Real Estate: Preparing your yard for the deep freeze
As temperatures continue to drop along with the falling leaves, safeguarding gardens and shrubs from the weather becomes the task at hand for many homeowners.
While many think picking up those fallen leaves is a good place to start, area experts say otherwise.
“Protecting the root system is most critical in the winter,” said Dave Cichanowicz, a member of the Southold Town tree committee and president of Creative Environmental Design of Peconic.
One way to protect plant roots is to use those fallen leaves as insulation, helping keep moisture in the ground, he said. He recommends using a mix of mulch and leaves.
“People want to have pristine, clean-looking gardens, so mulching is probably the best way to keep it nice while protecting the root systems,” Mr. Cichanowicz said.
Nancy Gilbert, Riverhead resident and former master gardener with Cornell Cooperative Extension of Suffolk County, said homeowners should also water their plants and shrubs until the ground freezes, because the fall season has been very dry.
Since September, the National Weather Service reports that only 2.75 inches of rain have fallen at the area’s closest official measuring station, in Islip – and the difference between that and what’s fallen on the North Fork is not significant. In contrast, the average rainfall for our area from September through mid-November is 9.86 inches.
Ensuring that moisture remains in the ground through the colder months will help protect plants from winter burn, when the combination of high winds and low moisture causes them to dry out, said Chris Mohr, a landscaping expert in Cutchogue.

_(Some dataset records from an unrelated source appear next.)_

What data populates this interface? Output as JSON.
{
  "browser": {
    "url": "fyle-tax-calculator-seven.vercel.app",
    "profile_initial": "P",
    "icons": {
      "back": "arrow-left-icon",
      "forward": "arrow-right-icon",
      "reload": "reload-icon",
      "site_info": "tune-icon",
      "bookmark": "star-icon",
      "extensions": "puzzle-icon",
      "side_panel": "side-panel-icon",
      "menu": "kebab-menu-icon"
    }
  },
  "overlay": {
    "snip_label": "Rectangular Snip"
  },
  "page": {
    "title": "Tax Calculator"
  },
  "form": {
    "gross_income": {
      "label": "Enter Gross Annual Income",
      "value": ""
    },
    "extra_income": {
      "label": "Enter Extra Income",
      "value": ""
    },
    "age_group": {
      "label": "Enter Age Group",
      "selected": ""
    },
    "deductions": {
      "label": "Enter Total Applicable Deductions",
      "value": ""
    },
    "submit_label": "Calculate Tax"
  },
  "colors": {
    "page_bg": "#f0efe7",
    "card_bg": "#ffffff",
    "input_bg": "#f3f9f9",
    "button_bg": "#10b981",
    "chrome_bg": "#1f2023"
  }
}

Wind burn occurs most commonly in plants that do not lose their foliage, such as the Leyland cypress, blue spruce, cedar trees and junipers, Mr. Mohr said.

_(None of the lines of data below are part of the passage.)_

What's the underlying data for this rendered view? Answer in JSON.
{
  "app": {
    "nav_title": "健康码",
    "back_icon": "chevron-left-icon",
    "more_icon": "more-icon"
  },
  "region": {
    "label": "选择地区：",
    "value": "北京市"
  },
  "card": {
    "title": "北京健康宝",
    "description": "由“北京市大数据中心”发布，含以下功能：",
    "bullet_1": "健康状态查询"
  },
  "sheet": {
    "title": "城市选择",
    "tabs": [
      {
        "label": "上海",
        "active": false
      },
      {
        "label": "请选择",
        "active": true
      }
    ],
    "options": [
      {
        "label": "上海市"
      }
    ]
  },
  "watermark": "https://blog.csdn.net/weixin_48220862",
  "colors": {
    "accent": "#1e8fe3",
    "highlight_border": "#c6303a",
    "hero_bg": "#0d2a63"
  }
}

Mr. Cichanowicz said once roots are well-watered and insulated, homeowners can protect trees and shrubs by wrapping them in burlap -— starting about this time each year.

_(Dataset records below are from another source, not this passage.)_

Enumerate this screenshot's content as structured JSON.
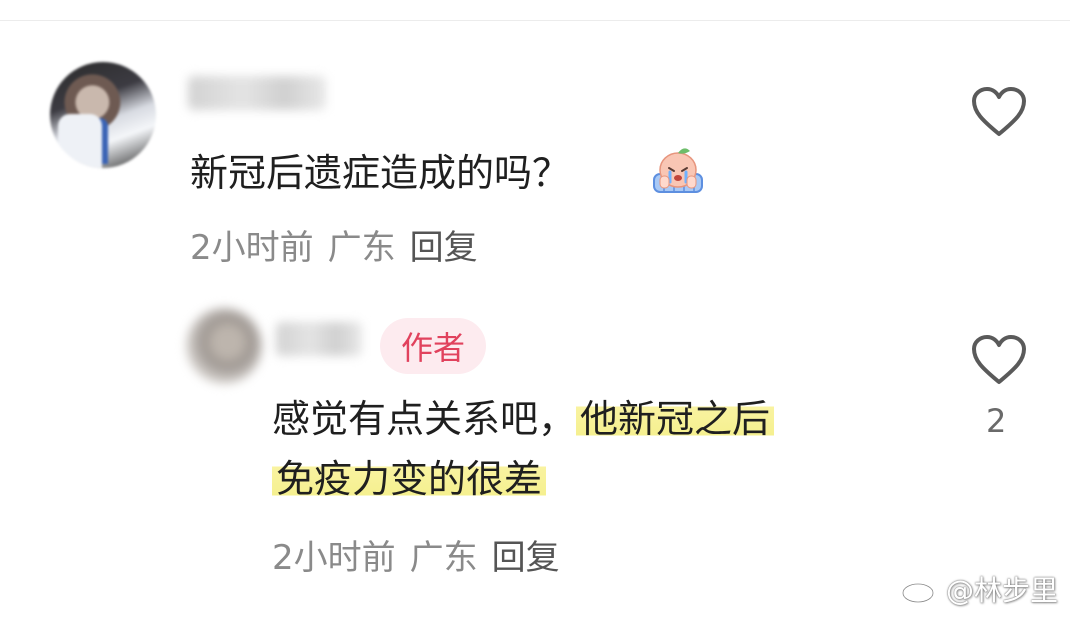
{
  "comments": [
    {
      "text": "新冠后遗症造成的吗？",
      "emoji": "crying-peach-sticker",
      "meta": {
        "time": "2小时前",
        "location": "广东",
        "reply": "回复"
      }
    }
  ],
  "reply_comment": {
    "badge": "作者",
    "line1_plain": "感觉有点关系吧，",
    "line1_highlight": "他新冠之后",
    "line2_highlight": "免疫力变的很差",
    "meta": {
      "time": "2小时前",
      "location": "广东",
      "reply": "回复"
    },
    "like_count": "2"
  },
  "icons": {
    "like": "heart-outline-icon",
    "watermark_logo": "weibo-icon"
  },
  "watermark": {
    "text": "@林步里"
  },
  "colors": {
    "badge_text": "#e1425d",
    "badge_bg": "#fdebef",
    "highlight": "#f5f08f",
    "meta_text": "#8a8a8a"
  }
}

“The idea of the wrap is to protect the foliage, keeping the cold wind out of the plant,” Mr. Cichanowicz said.
Winter burn is most common in locations near Long Island Sound, which feel the harsher effects of arctic winter winds coming from the northwest, Mr. Cichanowicz said
While burlap wrap can be applied in many different ways, Mr. Cichanowicz said a basic method starts with laying the burlap over the top of the tree or bush, then wrapping each end as far around the sides as possible. To secure the burlap, he uses a screwdriver to poke holes into different areas of the material and then ties it down with zip ties.
“You want the wrap to [hold] in 30 mph to 40 mph winds,” he said, which means homeowners need to be sure wraps are fitted securely.
Burlap, available through landscaping suppliers as well as local home and garden centers, is often sold in rolls or by the yard, said Kim Talmage of Talmage Farm Agway in Riverhead.
She said she recommends medium bulk burlap, which sells from $1.49 to $2.99 a yard at the Riverhead store.
Homeowners who see wrapping trees and shrubs as too much work should think about applying an anti-dessicant to help keep moisture in a plant, Mr. Mohr said.
“It’s actually an oil that gets sprayed on the plant to prevent the wind from sucking the moisture out,” he said.
When spraying plants the temperature must be between 28 and 35 degrees – and the later in the season the spray is applied the longer it will last, he said.
“Most customers only want to pay for one spraying, so we try to spray between Thanksgiving and Christmas, which will last until March depending on Mother Nature’s mood,” Mr. Mohr said.
The spray is a good way to enjoy the look of evergreens throughout the winter, Mr. Cichanowicz said, but he added that it will not work for all types of plants.
Shrubs like cherry and skip laurels, which have large, loose foliage, should be wrapped because high winds can strip them of all greenery, leaving them at even greater risk of wind burn, he said.